Monday, September 21, 2009

Perception; It's More About Mannerisms than Makeup

This is an article based off a comment I posted on Lori's blog about gaining self acceptance with your reflected image, realizing your true beauty through your internal image, and the limits of external validation. My response to the article was as follows:

It's true, external validation can only get someone so far in terms of being genuinely comfortable in their own skin, however, I believe that virtually every woman goes through a struggle one way or another with being accepting of the reflection in the mirror. I have known well established professional models that endure a battle in self acceptance. There are too many external pressures from our supposedly 'objective' outlets in society, there is not enough celebration in the diversity of the beauty that makes us all individually unique and whole. When I am doing makeup for clients, I firmly believe in emphasizing the natural beauty the person has, and if they dare to object, then I dare to prove them wrong. I think as transgender people we suffer a greater burden of accepting our true selves in our reflective and in our internal images. A question that is brought up to me from time to time is if I wasn't passable, would I still transition. My answer, most definitely, being a woman is not necc accounted on by how well you blend into society but how much you shine as a woman. So much more relies on mannerisms than makeup.
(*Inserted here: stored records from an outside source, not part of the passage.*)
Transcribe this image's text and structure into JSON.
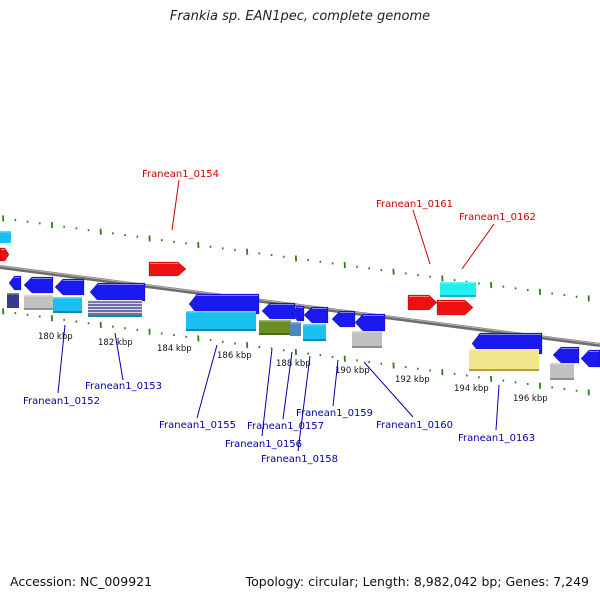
{
  "title": "Frankia sp. EAN1pec, complete genome",
  "footer": {
    "accession": "Accession: NC_009921",
    "info": "Topology: circular; Length: 8,982,042 bp; Genes: 7,249"
  },
  "colors": {
    "backbone": "#7f7f7f",
    "dotted_track": "#2e7d1a",
    "gene_blue": "#1a1aee",
    "gene_cyan": "#19c0f0",
    "gene_red": "#ee1111",
    "gene_light_cyan": "#22eeee",
    "gene_gray": "#c0c0c0",
    "gene_olive": "#6b8e23",
    "gene_khaki": "#f0e68c",
    "gene_navy": "#3a3a8a",
    "gene_striped": "#6a6a9a",
    "label_forward": "#cc0000",
    "label_reverse": "#0000aa"
  },
  "scale_labels": [
    "180 kbp",
    "182 kbp",
    "184 kbp",
    "186 kbp",
    "188 kbp",
    "190 kbp",
    "192 kbp",
    "194 kbp",
    "196 kbp"
  ],
  "gene_labels": {
    "forward": [
      "Franean1_0154",
      "Franean1_0161",
      "Franean1_0162"
    ],
    "reverse": [
      "Franean1_0152",
      "Franean1_0153",
      "Franean1_0155",
      "Franean1_0156",
      "Franean1_0157",
      "Franean1_0158",
      "Franean1_0159",
      "Franean1_0160",
      "Franean1_0163"
    ]
  }
}
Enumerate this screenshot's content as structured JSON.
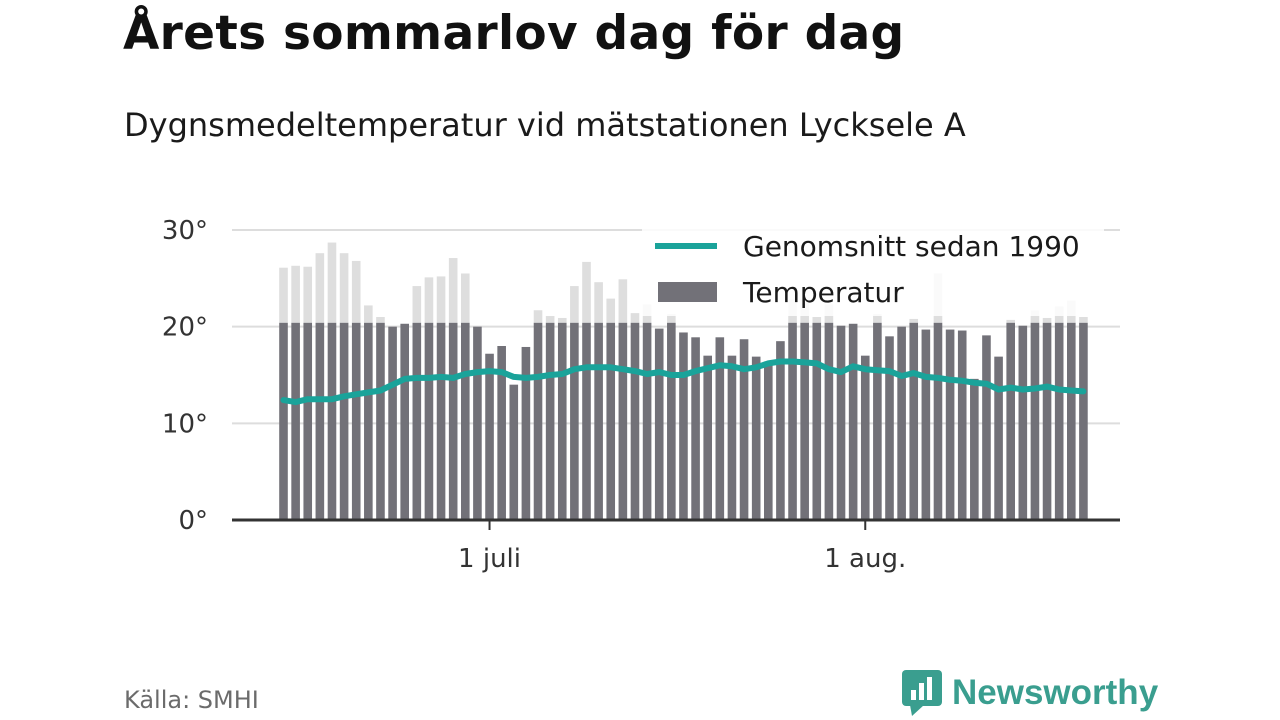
{
  "title": "Årets sommarlov dag för dag",
  "subtitle": "Dygnsmedeltemperatur vid mätstationen Lycksele A",
  "source": "Källa: SMHI",
  "brand": {
    "name": "Newsworthy",
    "icon": "newsworthy-logo-icon",
    "color": "#3a9e8f"
  },
  "chart_data": {
    "type": "bar",
    "ylim": [
      0,
      30
    ],
    "y_ticks": [
      {
        "value": 0,
        "label": "0°"
      },
      {
        "value": 10,
        "label": "10°"
      },
      {
        "value": 20,
        "label": "20°"
      },
      {
        "value": 30,
        "label": "30°"
      }
    ],
    "x_ticks": [
      {
        "index": 17,
        "label": "1 juli"
      },
      {
        "index": 48,
        "label": "1 aug."
      }
    ],
    "grid": true,
    "legend_position": "top-right",
    "colors": {
      "bars": "#727178",
      "bars_light": "#dedede",
      "line": "#1aa39a",
      "grid": "#dddddd",
      "axis": "#333333"
    },
    "series": [
      {
        "name": "Temperatur",
        "values": [
          26.1,
          26.3,
          26.2,
          27.6,
          28.7,
          27.6,
          26.8,
          22.2,
          21.0,
          20.0,
          20.3,
          24.2,
          25.1,
          25.2,
          27.1,
          25.5,
          20.0,
          17.2,
          18.0,
          14.0,
          17.9,
          21.7,
          21.1,
          20.9,
          24.2,
          26.7,
          24.6,
          22.9,
          24.9,
          21.4,
          22.3,
          19.8,
          21.3,
          19.4,
          18.9,
          17.0,
          18.9,
          17.0,
          18.7,
          16.9,
          16.4,
          18.5,
          22.8,
          22.8,
          21.0,
          22.3,
          20.1,
          20.3,
          17.0,
          21.3,
          19.0,
          20.0,
          20.8,
          19.7,
          25.5,
          19.7,
          19.6,
          14.6,
          19.1,
          16.9,
          20.7,
          20.1,
          21.7,
          20.9,
          22.1,
          22.7,
          21.0
        ],
        "cap": 20.4
      },
      {
        "name": "Genomsnitt sedan 1990",
        "values": [
          12.4,
          12.2,
          12.5,
          12.5,
          12.5,
          12.8,
          13.0,
          13.2,
          13.4,
          14.0,
          14.6,
          14.7,
          14.7,
          14.8,
          14.7,
          15.1,
          15.3,
          15.4,
          15.3,
          14.8,
          14.7,
          14.8,
          15.0,
          15.1,
          15.6,
          15.8,
          15.8,
          15.8,
          15.6,
          15.4,
          15.1,
          15.3,
          15.0,
          15.0,
          15.4,
          15.7,
          16.0,
          15.9,
          15.6,
          15.8,
          16.2,
          16.4,
          16.4,
          16.3,
          16.2,
          15.6,
          15.3,
          15.9,
          15.6,
          15.5,
          15.4,
          14.9,
          15.2,
          14.8,
          14.7,
          14.5,
          14.4,
          14.2,
          14.1,
          13.5,
          13.7,
          13.5,
          13.6,
          13.8,
          13.5,
          13.4,
          13.3
        ]
      }
    ]
  }
}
Look at what society has done (or attempted to do based off of whom you ask) to Caster Semenya, Venus and Serena Williams, Lady Gaga, etc based off of these poorly perceived notions of what it really means to be a woman. I am fully aware that it is difficult, damn near impossible for me to be perceived as a genetic woman in most areas, simply because of my height (~6'6") But I am not ashamed of being a transwoman, I am not ashamed of my struggle, my dicothomy/dysphoria, my identity, my being, even my height, and with that being said-I would rather be perceived as a transwoman than being perceived as a person who I am truly not. I am growing a greater comfort in my own skin as I continue in the journey of transition, and further realising the truth that a persons inner beauty will project who they really are. Now don't get me wrong, I love makeup, a lot. I'm an artist, I love playing with colour and technique, however, I don't believe that makeup is going to be an end-all-cure-all. Makeup, in my opinion, is to help a person (feel better about their self by highlighting their natural beauty in subtle or dramatic ways) not to make a person.

A lot of people that I have known before transition upon meeting me in my true self for the first time, react in a matter of clarity as opposed to shock. I want to close this article and thought with a statement a good friend of mine told me when she first met me as Zoe; "it makes sense, you have always been Zoe, now you are just finally shining through". I have a bit of a ways to go, physically, emotionally, etc but I think with the support of family and friends and logic, I am stepping in with my best foot forward.

1 comment:

Monica Roberts said...

I was told the same things once I finally pulled the trigger on transition by people who knew my 'twin'.

One person told me they liked Monica more so than the 'twin' ;)

Being comfortable in your own skin is one of the often overlooked by major keys to a happy and successful transition.